Думаю, они просто не слишком уж крепкие. Растили их, в конце концов, для другого, не для выносливости.
Мистер Элис взаправду принял это близко к сердцу. Он был безутешен: рыдал, как дитя, все похороны напролет, слезы катились у него по лицу, будто у матери, которая только что потеряла единственного сына. Небо мочилось дождем, так что если не стоять с ним рядом, даже и не узнаешь. Мне это кладбище стоило пары взапрямь хороших ботинок, так что настроение у меня было прескверное.
Я сидел в квартире на Барбикэн: практиковался в метании ножа, сварил спагетти с соусом по-болонски, посмотрел футбол по телику.
Той ночью у меня была Элисон. Приятного было мало.
На следующий день я взял десяток хороших парней и отправился с ними в дом в Эрлз-Корт поглядеть, не осталось ли там кого еще из шагинаи. Должны же еще где-то быть молодые мужчины племени. Простая логика, и ничего больше.
Но штукатурка на гниющих стенах была заклеена крадеными рок-плакатами, и во всем доме пахло опиумом, а не пряностями.
Крольчатник-лабиринт был забит австралийцами и новозеландцами. Сквоттеры, надо думать. Мы застали их в кухне за отсасыванием наркотического дыма из горлышка разбитой бутылки «лимонада Р. Уайта».

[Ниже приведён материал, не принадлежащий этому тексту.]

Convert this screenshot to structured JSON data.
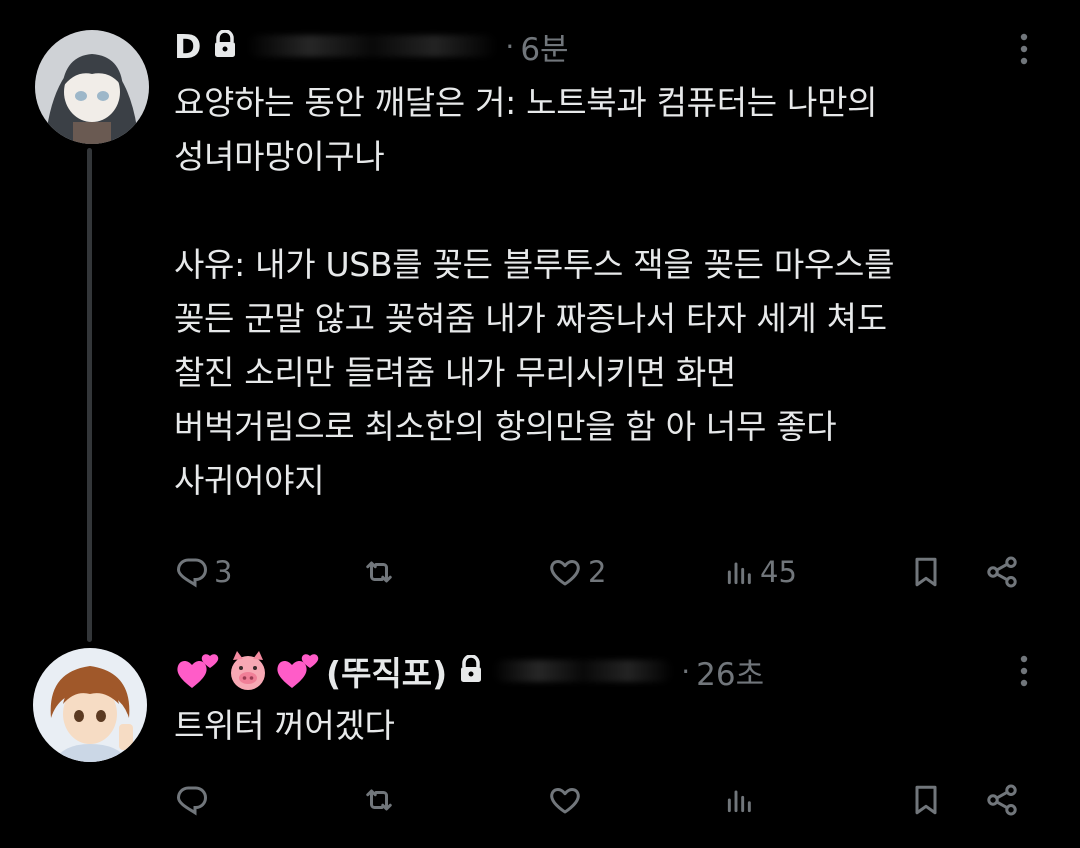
{
  "tweets": [
    {
      "name": "D",
      "time": "6분",
      "text": "요양하는 동안 깨달은 거: 노트북과 컴퓨터는 나만의\n성녀마망이구나\n\n사유: 내가 USB를 꽂든 블루투스 잭을 꽂든 마우스를\n꽂든 군말 않고 꽂혀줌 내가 짜증나서 타자 세게 쳐도\n찰진 소리만 들려줌 내가 무리시키면 화면\n버벅거림으로 최소한의 항의만을 함 아 너무 좋다\n사귀어야지",
      "reply_count": "3",
      "retweet_count": "",
      "like_count": "2",
      "view_count": "45"
    },
    {
      "name_emoji": [
        "💕",
        "🐷",
        "💕"
      ],
      "name": "(뚜직포)",
      "time": "26초",
      "text": "트위터 꺼어겠다",
      "reply_count": "",
      "retweet_count": "",
      "like_count": "",
      "view_count": ""
    }
  ],
  "separator": "·",
  "icons": [
    "lock-icon",
    "more-icon",
    "reply-icon",
    "retweet-icon",
    "like-icon",
    "views-icon",
    "bookmark-icon",
    "share-icon"
  ],
  "colors": {
    "background": "#000000",
    "text": "#e7e9ea",
    "secondary": "#71767b",
    "thread_line": "#333639",
    "emoji_pink": "#ff5cc8",
    "emoji_pig": "#f7a8b4"
  }
}
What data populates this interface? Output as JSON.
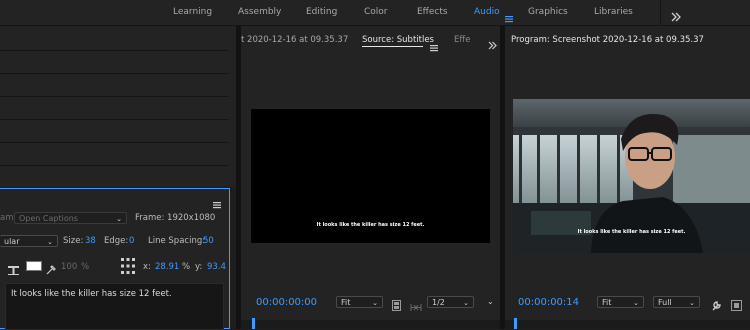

Мы обшарили дом с подвала до чердака в поисках хоть какого-нибудь следа женщин шагинаи, хотя бы чего-нибудь, что они оставили по себе, какой-нибудь зацепки, чего угодно, чем порадовать мистера Элиса.
Мы не нашли ничего, совершенно ничего.
Все, что я унес с собой из дома в Эрлз-Корт, – воспоминание о груди девчонки, обкурившейся до забвения, спящей голой в комнате наверху. И никаких штор на окнах.
Стоя в дверном проеме, я глядел на нее чуть дольше, чем следовало, и эта картинка отпечаталась у меня в мозгу: полная с черным соском грудь, тревожный овал в едко-желтом свете уличных фонарей.